Giorgia Meloni: “Draghi attento a nostri temi.Togliere coprifuoco”


“Vedo attenzione ai nostri temi ma il premier deve dare il tempo per esaminare i progetti”. Lo dice la leader di Fdi Giorgia Meloni sul Corriere della sera, parlando di un Recovery Plan di cui “non si sa nulla”, con la preoccupazione che il Parlamento non abbia il tempo di esaminarlo. Ora, poi, sulle riaperture bisogna “cambiare paradigma: basta con il coprifuoco”. Dopo l’incontro con Draghi – osserva – “vediamo, a differenza di quanto succedeva con Conte, interesse e attenzione per le nostre posizioni. E’ un passo avanti che apprezziamo”. Poi fa presente che si deve riprendere il confronto con gli alleati del centrodestra: “Non siamo in ritardo, ma è ora di vederci. Io faccio l’opposizione, non attacco Salvini”. Meloni fa sapere di aver chiesto a Draghi “incentivi alla natalità e sostegni alla maternità, la certezza della pena che passi anche da un nuovo piano carceri assieme alle altre infrastrutture. Abbiamo insistito sulla necessità di investire sul trasporto su ferro, ferrovie, metropolitane, infrastrutture portuali e ancora, fondi per Roma Capitale, ricostruzione di aree terremotate del Centro Italia”. Sul Recovery: “Ho avuto la netta impressione che Draghi voglia presentare il piano entro il 30 aprile, anche se ci sarebbe più tempo per farlo. Se è così, sono preoccupata. Il Parlamento si è espresso sul piano di Conte, ma se questo è diverso ci si deve dare il tempo per esaminarlo. Siamo disponibili a lavorare giorno e notte, ma non si pensi di bypassare il Parlamento. Non ci staremo”. “La politica delle riaperture ci vede su posizioni molto divergenti – osserva la leader di FdI – non è possibile che il governo possa ancora coartare libertà costituzionali del cittadino, come la libera circolazione, con il coprifuoco”. E spostarlo di un’ora “non basta. Ora basta”. La questione della presidenza del Copasir: è “un tema di rapporti maggioranza-opposizione, di garanzie, non una guerra FdI-Lega”. Poi, le amministrative: “non siamo in ritardo, nessuno ha ancora i propri candidati se non gli uscenti. Però è vero, penso sia necessario vederci il prima possibile”.

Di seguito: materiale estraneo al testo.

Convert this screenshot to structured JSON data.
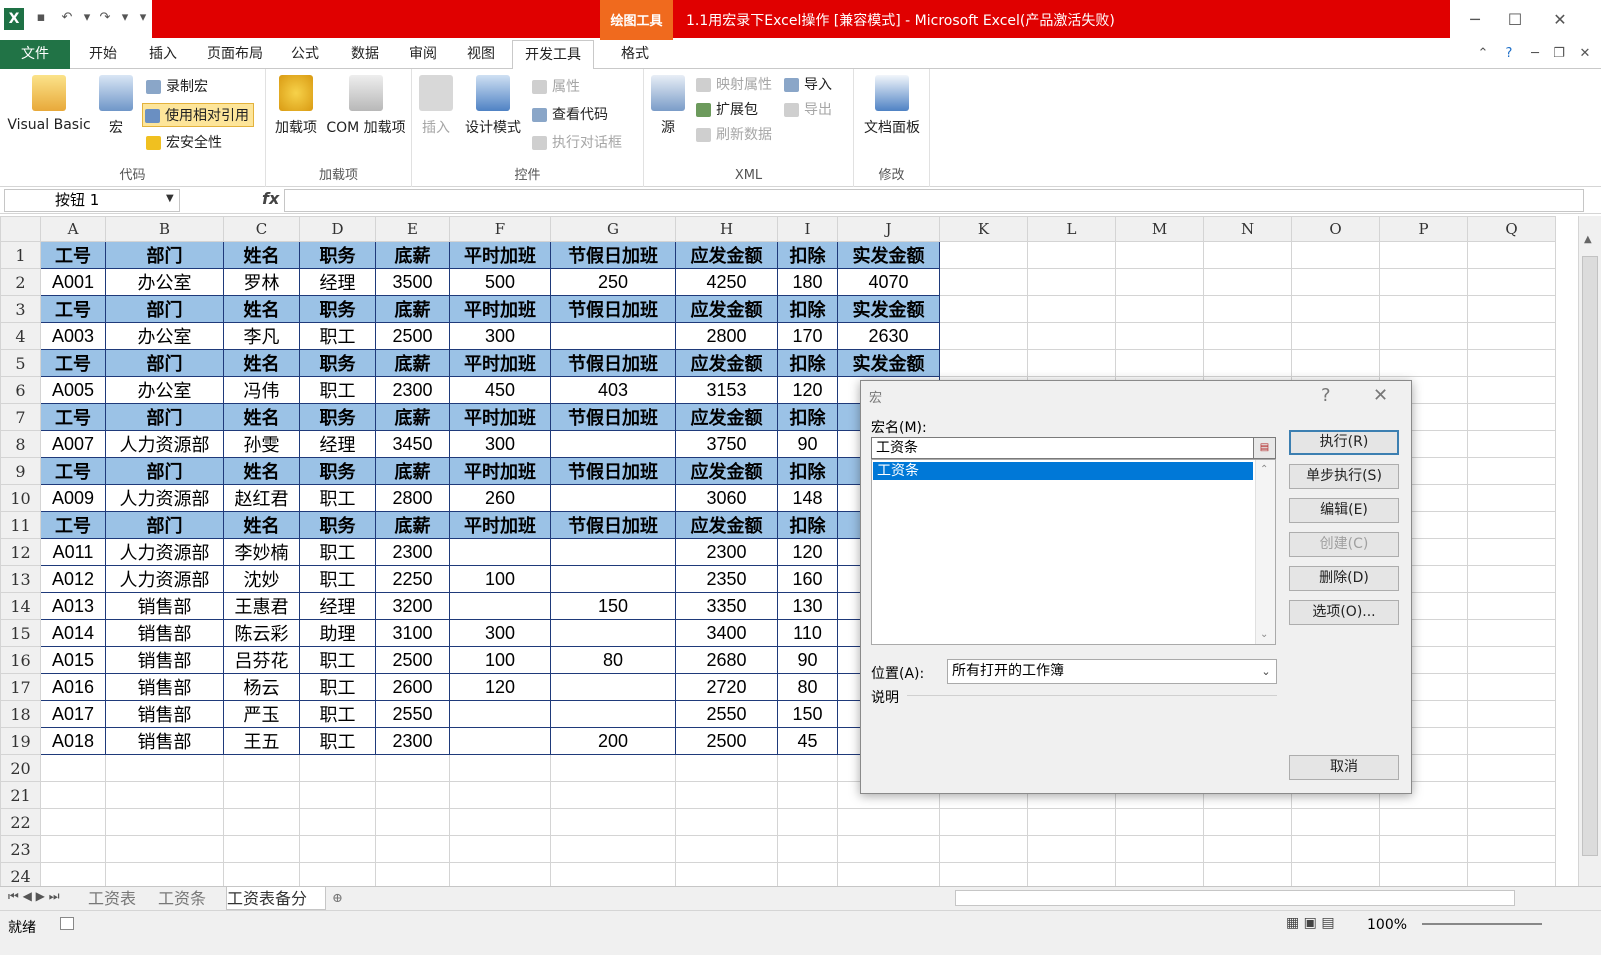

Intanto la definizione del Recovery plan è alle fasi finali. Draghi farà approvare il testo molto presto per farlo approvare e portarlo subito dopo in Parlamento. A chi gli ha fatto osservare che il Parlamento avrà poco tempo per esaminare il nuovo Piano, diverso rispetto a quello del precedente governo, Draghi ha replicato con un pizzico di ironia: «E’ scritto molto bene, sarà molto semplice leggerlo».

Tra oggi e domani si dovrebbe tenere un incontro fra Enrico Giovannini (Infrastrutture), Roberto Cingolani (Transizione ecologica) e Renato Brunetta (Pa e semplificazioni).